Jorge Fonseca de Almeida, Dinheiro Vivo

O declínio europeu está a transformar o nosso país numa economia terceiro-mundista baseada em exportações, em apoios externos (neste caso da União Europeia) com uma mão-de-obra barata e sem Estado Social relevante. E tal como nesses países, as exportações são asseguradas não por empresas portuguesas mas por multinacionais estrangeiras que aqui procuram trabalhadores a baixo custo. São exportações de baixo valor-acrescentado, pois, na maioria dos casos, apenas incorporam mão-de-obra.

O orçamento para o próximo ano mantém essa rota de declínio, consubstanciada num baixo investimento público, numa degradação adicional do sistema nacional de saúde, na continuação do abandono da educação. Em contrapartida baixa o IRS, principalmente para os indivíduos de maiores rendimentos, prescindindo de fundos que poderiam ajudar a sustentar a saúde e a educação.

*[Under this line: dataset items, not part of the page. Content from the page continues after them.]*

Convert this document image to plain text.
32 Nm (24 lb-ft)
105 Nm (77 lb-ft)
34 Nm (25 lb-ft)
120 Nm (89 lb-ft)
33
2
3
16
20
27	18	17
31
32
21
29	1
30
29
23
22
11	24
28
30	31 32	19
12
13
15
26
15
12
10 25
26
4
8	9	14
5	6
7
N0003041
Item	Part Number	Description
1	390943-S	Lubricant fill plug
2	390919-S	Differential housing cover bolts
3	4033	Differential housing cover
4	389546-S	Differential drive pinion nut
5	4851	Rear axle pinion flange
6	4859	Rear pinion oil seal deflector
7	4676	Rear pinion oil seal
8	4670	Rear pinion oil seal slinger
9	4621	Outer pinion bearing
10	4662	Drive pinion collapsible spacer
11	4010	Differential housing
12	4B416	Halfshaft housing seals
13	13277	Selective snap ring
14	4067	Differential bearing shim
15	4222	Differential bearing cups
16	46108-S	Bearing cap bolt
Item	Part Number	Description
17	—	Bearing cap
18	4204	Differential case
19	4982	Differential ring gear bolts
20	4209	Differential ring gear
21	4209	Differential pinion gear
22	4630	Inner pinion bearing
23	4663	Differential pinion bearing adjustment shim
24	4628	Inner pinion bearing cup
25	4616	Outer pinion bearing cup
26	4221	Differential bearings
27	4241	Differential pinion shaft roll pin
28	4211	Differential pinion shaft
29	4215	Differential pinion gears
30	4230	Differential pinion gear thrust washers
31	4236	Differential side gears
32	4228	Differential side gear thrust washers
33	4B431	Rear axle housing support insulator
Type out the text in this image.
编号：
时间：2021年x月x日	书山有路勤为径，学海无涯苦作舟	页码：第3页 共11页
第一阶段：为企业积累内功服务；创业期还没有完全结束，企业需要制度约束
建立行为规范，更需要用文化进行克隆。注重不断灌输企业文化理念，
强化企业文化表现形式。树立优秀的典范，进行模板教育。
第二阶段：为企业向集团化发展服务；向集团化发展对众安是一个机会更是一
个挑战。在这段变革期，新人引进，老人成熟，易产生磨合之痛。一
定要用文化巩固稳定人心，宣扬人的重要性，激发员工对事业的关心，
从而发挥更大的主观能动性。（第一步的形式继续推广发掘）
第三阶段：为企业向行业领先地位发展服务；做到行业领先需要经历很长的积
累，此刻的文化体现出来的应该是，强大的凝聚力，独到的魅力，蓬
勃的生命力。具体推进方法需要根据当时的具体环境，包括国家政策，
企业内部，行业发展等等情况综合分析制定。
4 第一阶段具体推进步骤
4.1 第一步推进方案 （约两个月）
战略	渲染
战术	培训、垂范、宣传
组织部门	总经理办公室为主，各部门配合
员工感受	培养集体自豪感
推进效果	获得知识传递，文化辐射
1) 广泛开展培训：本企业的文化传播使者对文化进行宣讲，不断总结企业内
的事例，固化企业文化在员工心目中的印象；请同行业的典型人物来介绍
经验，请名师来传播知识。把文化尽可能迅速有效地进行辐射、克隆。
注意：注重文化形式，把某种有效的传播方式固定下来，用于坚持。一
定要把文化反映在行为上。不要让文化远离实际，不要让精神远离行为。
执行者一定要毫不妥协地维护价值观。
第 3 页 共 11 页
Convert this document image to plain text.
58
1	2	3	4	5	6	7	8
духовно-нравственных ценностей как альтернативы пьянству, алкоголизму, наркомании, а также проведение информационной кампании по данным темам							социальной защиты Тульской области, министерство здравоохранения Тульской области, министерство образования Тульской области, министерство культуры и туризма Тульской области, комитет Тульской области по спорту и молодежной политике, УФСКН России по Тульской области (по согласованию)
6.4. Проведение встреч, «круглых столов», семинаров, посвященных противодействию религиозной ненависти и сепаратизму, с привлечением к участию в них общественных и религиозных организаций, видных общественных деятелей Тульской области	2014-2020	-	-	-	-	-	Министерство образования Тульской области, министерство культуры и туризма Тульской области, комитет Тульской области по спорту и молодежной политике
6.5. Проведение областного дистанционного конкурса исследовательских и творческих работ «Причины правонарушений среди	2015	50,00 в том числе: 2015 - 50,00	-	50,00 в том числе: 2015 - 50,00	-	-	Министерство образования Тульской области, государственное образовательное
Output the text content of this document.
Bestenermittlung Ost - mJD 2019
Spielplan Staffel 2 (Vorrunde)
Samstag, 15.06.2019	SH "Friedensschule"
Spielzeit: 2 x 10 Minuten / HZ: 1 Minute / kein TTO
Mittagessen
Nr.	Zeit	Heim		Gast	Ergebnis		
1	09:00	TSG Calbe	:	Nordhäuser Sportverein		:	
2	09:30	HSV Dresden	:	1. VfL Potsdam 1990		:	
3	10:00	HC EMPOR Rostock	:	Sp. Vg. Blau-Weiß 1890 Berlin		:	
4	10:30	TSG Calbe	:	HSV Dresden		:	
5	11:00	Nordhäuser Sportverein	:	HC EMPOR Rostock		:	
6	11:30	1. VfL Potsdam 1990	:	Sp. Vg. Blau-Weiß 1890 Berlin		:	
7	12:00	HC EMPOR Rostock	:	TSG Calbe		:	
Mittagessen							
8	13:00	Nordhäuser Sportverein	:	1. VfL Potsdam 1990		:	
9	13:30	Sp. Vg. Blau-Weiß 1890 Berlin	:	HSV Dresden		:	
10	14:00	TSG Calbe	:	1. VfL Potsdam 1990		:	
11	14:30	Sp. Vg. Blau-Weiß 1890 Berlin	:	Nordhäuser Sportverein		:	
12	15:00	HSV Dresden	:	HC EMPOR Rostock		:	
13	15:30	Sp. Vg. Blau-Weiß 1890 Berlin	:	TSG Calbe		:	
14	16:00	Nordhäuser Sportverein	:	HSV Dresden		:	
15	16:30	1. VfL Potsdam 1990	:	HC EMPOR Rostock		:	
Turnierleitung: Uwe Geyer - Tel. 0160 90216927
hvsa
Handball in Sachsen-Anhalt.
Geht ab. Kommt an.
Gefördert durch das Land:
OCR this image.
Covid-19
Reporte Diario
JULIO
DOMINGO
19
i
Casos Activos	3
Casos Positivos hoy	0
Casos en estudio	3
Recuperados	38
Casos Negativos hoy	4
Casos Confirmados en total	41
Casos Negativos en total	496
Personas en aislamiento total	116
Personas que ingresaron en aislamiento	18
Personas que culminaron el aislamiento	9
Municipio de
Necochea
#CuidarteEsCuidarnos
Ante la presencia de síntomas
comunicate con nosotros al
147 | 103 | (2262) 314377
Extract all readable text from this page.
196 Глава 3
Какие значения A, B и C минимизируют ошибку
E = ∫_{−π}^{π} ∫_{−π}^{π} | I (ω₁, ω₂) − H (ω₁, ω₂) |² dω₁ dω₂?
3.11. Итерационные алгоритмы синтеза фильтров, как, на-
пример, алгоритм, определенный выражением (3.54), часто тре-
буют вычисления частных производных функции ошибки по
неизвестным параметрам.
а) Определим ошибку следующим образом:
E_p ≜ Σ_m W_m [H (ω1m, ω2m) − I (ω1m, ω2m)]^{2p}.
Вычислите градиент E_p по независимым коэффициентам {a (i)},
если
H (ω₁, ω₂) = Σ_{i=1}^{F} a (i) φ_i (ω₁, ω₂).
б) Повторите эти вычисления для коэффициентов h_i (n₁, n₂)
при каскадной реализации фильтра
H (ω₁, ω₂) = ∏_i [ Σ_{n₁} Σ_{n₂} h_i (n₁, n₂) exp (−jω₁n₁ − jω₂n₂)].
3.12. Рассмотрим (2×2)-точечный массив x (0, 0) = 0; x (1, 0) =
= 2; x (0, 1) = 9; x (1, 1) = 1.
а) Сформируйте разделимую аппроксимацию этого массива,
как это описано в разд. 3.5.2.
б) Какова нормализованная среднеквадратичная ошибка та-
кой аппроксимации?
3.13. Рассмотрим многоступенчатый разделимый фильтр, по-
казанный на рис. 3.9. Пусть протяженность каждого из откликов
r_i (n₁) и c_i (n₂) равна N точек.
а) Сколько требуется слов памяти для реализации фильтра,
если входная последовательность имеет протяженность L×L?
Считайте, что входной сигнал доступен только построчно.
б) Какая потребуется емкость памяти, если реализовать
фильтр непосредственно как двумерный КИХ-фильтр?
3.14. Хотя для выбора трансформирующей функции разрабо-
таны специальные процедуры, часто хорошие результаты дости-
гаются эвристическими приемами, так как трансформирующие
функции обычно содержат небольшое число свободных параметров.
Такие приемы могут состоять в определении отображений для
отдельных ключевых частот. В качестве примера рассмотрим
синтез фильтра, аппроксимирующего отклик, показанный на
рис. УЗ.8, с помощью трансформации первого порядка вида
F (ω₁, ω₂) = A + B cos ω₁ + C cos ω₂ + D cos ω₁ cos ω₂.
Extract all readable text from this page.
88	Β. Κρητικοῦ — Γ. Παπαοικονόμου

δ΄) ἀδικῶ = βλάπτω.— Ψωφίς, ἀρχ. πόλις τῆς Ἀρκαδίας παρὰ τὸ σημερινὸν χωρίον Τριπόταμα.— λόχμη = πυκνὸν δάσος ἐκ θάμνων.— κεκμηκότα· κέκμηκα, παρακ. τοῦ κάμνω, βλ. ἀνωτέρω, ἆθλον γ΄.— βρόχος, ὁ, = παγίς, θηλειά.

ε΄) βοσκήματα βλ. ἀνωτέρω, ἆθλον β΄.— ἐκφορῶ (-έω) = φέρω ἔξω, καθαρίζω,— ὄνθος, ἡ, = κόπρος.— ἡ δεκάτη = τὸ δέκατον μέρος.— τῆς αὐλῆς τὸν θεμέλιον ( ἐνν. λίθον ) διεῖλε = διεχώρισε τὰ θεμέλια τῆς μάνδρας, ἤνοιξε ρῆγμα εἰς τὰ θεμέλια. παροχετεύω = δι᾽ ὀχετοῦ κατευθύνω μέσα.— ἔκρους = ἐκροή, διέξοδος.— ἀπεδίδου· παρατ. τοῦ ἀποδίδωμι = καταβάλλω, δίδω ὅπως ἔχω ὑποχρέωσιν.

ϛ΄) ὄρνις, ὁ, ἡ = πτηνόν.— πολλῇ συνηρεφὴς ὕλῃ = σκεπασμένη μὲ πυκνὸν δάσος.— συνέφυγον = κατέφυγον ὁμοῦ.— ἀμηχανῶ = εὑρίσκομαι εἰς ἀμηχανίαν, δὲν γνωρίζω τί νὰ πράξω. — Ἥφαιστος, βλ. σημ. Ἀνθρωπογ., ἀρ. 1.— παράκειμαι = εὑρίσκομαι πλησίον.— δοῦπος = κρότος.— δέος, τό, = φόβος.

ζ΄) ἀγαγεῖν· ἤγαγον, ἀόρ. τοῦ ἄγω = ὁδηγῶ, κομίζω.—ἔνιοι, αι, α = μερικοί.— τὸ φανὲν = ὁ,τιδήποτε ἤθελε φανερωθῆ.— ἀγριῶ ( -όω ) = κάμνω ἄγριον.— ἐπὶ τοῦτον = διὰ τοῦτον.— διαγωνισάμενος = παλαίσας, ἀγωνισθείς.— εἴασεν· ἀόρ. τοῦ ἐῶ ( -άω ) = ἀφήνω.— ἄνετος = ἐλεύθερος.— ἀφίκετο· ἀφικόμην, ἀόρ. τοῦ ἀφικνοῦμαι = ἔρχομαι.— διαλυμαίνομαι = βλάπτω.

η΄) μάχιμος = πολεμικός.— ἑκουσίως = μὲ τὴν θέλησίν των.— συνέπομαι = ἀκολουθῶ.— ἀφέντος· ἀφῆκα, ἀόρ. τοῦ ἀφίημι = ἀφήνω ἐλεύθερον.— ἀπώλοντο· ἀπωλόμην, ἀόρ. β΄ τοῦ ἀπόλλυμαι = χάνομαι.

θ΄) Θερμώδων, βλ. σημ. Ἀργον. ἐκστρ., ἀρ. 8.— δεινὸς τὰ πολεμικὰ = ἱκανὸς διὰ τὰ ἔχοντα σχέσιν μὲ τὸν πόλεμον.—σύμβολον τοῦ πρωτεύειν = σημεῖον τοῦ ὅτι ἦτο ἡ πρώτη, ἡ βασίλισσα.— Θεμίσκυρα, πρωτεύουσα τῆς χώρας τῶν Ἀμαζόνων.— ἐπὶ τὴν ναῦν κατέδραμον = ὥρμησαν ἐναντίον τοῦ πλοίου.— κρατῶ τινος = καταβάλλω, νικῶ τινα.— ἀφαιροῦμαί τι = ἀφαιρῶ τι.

De acordo com especialistas fiscais uma pessoa que ganhe cerca de 1.000 euros líquidos verá o seu rendimento aumentar por via da baixa do IRS em cerca de 12€ mensais, valor que sobre para cerca de 90€ nos últimos escalões. Um valor pouco ou nada relevante face à inflação esperada. No entanto, a perda de receitas fiscais é da ordem dos 1.200 milhões de Euros uma verba relevante se aplicada na escola - permitiria inclusive (e sobrava) recuperar todo o tempo de serviço dos professores com ganhos evidentes no funcionamento do sistema escolar.

Uma opção neoliberal sem sentido económico face à sua exiguidade. Não será com este tipo de verbas que a classe media recupera, nem que as classes altas vão aumentar o investimento.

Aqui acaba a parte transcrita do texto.